Tom Goss, 27, is waxing poetic about the awesomeness of love-making. The gay singer-songwriter — who last summer had a gay anthem and #2 video on Logo’s Click List with his single "Rise" — has a new CD, Back to Love, out this week on iTunes, Amazon and CDBaby. And lunching in DC a few days prior, the impending release date of Goss’s musical baby has given him cravings: He’s pouring salt all over his plate, then mopping it up with meteor-sized gobs of butter on microscopic pieces of bread.
“I’m from Wisconsin. We eat a lot of dairy.” Dude, you may want to cut that with a fruit plate. “Could I have some crème brulee?” Goss asks the waiter. For those of you who still didn’t know — and I’m one of you — crème brulee is fancy speak for custard. More dairy. Goss seems pretty healthy now, but I see a big phlegm intervention in his future.
But, back to sex…
(More Tom, more sex, more music, and from seminary to gay pop star below, along with Tom’s new video…)

Sex is the issue under discussion because, Goss says, before entering Catholic seminary he had never experienced real sexual desire: “It just wasn’t there for me. … I had never really even had a crush in my life.”
Which made his experience coming-out while at seminary all the more harrowing. He says many of his fellow seminarians “were not integrated with their sexuality.” And a number of his fellow students ended up professing their love for Tom, then pursuing him in terrifying ways.
“Sitting in Mass, reciting psalms talking about how God loves you, God protects you, God blesses you,” recalls Goss “… while standing next to somebody who is actively being predatory towards me. It’s hard to listen to the gospel when it’s being read by someone who is breaking into your room, trying to sleep with you. It’s hard to see God then.”
Goss says his seminary experience quickly turned into “hell”. He left both the priesthood and his faith, and found himself with no friends, alone on the streets of DC.
That first night on his own, he ended up in the DC restaurant and progressive political hangout Poets and Busboys, “sitting there crying, eating my pizza at the bar, and really having no f**king clue what I was doing. How I was going to pay the next month’s rent? How I was going to get a job?”
Goss did find work — advocating for the homeless with various social justice non-profits in the city. And more life-changing, Goss found love.

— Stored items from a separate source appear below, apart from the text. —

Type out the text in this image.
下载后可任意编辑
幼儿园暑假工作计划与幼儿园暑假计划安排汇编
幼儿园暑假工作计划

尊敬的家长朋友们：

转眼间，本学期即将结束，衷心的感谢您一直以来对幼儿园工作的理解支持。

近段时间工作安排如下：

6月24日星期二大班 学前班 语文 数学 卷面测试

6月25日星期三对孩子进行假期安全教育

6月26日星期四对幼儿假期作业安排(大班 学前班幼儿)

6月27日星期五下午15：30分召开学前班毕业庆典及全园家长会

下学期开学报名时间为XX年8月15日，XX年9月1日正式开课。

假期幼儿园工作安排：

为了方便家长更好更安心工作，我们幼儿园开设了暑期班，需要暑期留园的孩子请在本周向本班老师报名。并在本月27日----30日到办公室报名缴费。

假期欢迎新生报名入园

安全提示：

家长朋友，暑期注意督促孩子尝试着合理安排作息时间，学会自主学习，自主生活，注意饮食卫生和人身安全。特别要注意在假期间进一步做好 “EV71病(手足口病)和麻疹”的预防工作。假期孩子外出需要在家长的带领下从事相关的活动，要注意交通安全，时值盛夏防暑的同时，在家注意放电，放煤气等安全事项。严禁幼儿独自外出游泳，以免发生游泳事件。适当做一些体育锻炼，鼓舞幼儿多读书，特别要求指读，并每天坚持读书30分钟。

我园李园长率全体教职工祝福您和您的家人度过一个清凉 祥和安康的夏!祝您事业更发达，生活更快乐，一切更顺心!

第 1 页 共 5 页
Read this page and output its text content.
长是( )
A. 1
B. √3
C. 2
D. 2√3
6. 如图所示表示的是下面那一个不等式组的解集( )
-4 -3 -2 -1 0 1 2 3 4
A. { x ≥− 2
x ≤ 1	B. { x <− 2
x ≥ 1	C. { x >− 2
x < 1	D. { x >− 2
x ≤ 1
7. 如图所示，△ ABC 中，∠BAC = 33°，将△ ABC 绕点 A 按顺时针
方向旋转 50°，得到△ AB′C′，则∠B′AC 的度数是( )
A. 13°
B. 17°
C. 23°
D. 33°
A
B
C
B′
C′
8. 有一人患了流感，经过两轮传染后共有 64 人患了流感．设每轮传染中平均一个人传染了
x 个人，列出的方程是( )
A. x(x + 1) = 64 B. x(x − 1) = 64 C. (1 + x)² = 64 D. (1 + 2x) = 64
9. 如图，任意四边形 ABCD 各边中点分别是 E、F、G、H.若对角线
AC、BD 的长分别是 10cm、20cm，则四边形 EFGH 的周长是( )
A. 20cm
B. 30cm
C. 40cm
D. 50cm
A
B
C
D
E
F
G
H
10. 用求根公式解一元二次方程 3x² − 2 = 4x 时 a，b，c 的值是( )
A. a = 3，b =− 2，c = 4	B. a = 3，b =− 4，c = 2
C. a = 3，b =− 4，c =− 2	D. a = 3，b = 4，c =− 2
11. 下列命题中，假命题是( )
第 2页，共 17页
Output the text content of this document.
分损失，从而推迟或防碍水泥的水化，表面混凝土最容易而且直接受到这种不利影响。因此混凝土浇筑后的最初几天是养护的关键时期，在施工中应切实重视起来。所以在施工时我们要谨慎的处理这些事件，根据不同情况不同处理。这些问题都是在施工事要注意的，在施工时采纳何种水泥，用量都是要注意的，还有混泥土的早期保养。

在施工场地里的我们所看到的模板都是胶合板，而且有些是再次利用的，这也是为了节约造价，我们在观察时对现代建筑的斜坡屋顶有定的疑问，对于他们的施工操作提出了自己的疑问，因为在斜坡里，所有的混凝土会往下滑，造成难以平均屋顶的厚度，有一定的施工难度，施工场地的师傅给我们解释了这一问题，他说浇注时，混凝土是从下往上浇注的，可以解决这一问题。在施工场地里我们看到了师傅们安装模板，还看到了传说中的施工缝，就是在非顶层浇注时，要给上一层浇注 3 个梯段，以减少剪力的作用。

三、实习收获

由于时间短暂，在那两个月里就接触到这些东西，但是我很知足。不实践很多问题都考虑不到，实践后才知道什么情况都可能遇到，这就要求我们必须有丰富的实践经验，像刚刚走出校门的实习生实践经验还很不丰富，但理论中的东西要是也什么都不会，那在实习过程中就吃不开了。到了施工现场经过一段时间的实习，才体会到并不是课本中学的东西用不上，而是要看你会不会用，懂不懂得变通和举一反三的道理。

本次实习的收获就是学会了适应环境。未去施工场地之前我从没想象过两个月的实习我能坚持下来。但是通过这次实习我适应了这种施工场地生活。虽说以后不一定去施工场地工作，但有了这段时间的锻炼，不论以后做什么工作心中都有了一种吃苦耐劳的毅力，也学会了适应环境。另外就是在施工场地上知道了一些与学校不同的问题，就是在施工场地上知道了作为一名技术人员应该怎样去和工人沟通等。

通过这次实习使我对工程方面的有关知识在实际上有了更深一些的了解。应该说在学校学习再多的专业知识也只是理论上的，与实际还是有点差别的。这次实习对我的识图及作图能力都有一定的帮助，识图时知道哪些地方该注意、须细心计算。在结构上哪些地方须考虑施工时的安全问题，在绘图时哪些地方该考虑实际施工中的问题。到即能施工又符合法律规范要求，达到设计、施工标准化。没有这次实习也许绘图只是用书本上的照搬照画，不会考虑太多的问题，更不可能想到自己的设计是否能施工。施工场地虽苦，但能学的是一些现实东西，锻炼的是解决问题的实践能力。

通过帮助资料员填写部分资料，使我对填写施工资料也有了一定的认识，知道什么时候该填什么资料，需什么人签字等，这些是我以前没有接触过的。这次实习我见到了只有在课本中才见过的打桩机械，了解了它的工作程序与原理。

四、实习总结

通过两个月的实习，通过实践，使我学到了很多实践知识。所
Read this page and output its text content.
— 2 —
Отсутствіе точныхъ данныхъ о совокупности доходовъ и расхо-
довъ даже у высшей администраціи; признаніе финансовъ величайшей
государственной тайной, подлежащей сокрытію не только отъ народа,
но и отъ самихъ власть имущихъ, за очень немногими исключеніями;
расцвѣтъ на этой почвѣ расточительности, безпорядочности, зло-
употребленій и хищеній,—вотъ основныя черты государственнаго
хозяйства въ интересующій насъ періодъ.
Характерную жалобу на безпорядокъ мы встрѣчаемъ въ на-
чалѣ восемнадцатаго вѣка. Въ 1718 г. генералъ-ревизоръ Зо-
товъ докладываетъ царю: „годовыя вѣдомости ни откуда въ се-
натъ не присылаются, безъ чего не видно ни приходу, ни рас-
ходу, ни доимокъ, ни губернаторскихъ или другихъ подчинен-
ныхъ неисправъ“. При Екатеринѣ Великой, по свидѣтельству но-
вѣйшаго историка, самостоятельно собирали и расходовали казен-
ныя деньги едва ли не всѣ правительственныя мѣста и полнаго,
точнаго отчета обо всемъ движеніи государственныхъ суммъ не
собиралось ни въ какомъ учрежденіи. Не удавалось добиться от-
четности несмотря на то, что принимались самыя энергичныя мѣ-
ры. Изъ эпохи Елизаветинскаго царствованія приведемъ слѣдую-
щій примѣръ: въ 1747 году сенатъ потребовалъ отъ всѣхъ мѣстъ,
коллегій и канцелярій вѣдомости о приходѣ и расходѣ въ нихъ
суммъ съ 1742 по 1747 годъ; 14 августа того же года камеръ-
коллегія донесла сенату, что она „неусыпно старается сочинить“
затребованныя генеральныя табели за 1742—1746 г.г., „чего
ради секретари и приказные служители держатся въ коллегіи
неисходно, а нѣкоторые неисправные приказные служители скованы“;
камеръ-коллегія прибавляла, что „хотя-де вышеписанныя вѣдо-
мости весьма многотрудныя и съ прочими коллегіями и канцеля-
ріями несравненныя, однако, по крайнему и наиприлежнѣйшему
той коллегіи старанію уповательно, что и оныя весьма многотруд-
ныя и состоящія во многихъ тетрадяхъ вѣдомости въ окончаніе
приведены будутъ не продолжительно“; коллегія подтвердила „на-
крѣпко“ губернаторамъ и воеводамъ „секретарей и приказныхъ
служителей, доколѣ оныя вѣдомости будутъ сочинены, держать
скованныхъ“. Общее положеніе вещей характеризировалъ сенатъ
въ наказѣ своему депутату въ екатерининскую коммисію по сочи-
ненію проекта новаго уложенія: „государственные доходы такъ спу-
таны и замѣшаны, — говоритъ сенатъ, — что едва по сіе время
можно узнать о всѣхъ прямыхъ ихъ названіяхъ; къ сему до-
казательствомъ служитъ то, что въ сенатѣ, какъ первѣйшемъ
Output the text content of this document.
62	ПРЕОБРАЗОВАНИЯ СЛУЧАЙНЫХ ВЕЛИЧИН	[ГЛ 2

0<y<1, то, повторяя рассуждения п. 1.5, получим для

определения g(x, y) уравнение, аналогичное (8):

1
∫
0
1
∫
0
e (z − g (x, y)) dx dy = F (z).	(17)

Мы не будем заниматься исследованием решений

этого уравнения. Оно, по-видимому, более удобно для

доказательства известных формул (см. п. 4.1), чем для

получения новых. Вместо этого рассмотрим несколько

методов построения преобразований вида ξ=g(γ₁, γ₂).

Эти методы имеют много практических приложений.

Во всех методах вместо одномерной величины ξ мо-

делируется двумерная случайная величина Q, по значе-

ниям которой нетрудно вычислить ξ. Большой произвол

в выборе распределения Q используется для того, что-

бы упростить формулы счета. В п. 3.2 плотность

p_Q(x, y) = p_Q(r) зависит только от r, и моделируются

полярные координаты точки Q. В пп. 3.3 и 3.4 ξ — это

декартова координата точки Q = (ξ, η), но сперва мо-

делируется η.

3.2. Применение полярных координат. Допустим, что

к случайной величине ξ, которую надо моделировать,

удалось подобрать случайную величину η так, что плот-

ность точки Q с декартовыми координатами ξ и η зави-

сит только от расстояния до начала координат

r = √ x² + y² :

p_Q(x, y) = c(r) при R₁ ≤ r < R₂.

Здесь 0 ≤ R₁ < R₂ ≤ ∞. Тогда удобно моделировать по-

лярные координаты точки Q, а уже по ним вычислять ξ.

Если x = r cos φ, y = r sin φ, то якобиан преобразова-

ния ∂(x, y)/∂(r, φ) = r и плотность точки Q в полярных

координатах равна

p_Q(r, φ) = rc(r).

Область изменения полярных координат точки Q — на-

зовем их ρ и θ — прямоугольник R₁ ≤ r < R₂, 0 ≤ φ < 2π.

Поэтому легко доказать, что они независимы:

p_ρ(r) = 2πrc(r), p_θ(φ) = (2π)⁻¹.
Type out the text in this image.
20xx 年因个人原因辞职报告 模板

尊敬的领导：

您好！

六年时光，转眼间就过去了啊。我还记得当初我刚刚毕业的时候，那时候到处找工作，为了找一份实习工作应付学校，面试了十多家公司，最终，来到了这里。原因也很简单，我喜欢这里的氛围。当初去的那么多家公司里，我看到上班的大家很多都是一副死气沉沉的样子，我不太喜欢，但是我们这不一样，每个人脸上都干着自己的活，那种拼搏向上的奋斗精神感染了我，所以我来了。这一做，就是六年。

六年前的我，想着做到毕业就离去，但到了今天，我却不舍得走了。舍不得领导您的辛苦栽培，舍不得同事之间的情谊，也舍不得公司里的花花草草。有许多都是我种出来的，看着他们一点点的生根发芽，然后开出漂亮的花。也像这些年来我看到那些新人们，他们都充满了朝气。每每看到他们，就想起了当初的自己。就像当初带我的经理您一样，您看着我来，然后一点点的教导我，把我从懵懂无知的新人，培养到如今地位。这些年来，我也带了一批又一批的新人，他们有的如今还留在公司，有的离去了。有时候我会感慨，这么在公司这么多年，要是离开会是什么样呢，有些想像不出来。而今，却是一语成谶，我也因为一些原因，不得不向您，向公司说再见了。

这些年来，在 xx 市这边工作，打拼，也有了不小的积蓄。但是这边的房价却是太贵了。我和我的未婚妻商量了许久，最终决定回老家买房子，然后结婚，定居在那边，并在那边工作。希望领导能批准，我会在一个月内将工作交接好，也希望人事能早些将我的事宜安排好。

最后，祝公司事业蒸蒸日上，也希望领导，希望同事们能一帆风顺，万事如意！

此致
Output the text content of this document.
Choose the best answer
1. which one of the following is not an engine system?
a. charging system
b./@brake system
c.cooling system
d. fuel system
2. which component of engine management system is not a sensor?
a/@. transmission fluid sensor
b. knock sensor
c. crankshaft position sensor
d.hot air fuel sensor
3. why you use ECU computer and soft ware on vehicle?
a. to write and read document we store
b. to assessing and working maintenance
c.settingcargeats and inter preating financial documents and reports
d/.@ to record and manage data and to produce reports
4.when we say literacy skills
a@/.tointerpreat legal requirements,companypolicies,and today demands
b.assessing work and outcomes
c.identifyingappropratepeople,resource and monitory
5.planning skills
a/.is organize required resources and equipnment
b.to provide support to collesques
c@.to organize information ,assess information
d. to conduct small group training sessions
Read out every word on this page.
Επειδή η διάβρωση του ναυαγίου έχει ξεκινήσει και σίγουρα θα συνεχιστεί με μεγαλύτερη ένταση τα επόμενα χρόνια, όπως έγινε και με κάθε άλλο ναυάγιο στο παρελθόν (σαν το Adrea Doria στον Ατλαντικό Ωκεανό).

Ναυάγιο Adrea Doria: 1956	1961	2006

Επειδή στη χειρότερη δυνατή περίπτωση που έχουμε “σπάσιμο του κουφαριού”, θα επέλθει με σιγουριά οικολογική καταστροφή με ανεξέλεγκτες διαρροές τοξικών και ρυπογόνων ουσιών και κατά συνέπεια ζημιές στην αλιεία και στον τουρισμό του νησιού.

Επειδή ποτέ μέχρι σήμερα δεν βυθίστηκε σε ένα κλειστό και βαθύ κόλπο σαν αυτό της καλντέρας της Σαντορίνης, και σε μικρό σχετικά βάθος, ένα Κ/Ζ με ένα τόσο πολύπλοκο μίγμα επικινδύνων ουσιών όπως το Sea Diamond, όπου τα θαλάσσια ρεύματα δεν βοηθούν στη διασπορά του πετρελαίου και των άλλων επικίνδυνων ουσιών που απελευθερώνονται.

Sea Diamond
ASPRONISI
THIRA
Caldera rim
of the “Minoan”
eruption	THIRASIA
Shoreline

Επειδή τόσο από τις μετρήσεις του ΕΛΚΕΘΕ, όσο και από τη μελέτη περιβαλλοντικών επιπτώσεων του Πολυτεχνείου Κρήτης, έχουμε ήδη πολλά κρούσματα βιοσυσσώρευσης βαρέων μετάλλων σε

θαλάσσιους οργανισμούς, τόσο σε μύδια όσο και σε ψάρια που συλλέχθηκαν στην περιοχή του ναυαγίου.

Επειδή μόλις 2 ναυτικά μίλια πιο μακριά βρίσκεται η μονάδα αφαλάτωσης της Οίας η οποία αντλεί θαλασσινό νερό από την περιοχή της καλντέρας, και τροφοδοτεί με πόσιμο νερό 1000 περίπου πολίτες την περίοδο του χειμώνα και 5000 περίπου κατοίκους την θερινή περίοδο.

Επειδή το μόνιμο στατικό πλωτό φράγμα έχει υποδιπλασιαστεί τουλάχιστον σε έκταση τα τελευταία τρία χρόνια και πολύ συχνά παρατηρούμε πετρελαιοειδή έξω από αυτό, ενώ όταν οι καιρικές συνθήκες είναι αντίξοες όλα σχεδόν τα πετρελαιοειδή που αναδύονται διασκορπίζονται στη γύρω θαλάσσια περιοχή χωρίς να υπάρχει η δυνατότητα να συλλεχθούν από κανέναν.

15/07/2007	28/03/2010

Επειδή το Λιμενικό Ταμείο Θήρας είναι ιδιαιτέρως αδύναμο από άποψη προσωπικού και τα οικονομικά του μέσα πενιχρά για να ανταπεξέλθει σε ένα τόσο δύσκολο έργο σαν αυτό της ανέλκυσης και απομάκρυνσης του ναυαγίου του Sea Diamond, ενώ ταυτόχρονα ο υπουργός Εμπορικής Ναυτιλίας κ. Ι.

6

“Mike (Goss’s partner) came into my life at a time when I needed someone like Mike more than I could possibly admit to myself. I was just a broken person. Emotionally, personally, spiritually.” Goss sees a million practical reasons that should have kept the two apart, but “there was something there that was just too strong, some healing force, me for him and him for me that was just impossible to ignore.”
And since the singer-songwriter “can’t describe in words” how happy he is in this relationship, how deeply he’s in love — He wrote a whole CD full of songs instead.
Back to Love has passionate love songs ("Lover"), songs about family love ("Legacy of You"), love that hurts ("Sometimes We Fall"), a mid-life crisis search for meaning ("Forty Years"), and returning to a lover after a separation ("Back to Arkansas").
Lots of his fans find religious messages in his work, and that’s fine with Goss; though he no longer qualifies as a religious person, and isn’t even sure if he can claim being a spiritual one. The latter is an assertion Goss’s friends find so preposterous they just laugh when he tries to make it. He laughs as well, trying to explain.
I saw Goss in concert last summer, and onstage he’s a big warm-hearted personality who clearly loves entertaining. He’s short with a big, leonine head that sits on top of his still compact body from his days as a gymnast and college wrestler. (Yes, college wrestling. Tom … we could have told you.) He’s also got great songcraft — you could imagine John Mayer singing a lot of these tracks — and he’s able to forge an affecting vocal technique out of sheer will-power.
Ultimately for Goss, his new religion of music-making is about connecting and communicating, being a voice for others: “If by putting these songs out there, I can say something that somebody else wants to say, and somebody else wants to articulate — and by hearing a song they understand a little bit more about their life or their relationship, or they question more … then I feel like I’ve accomplished something.”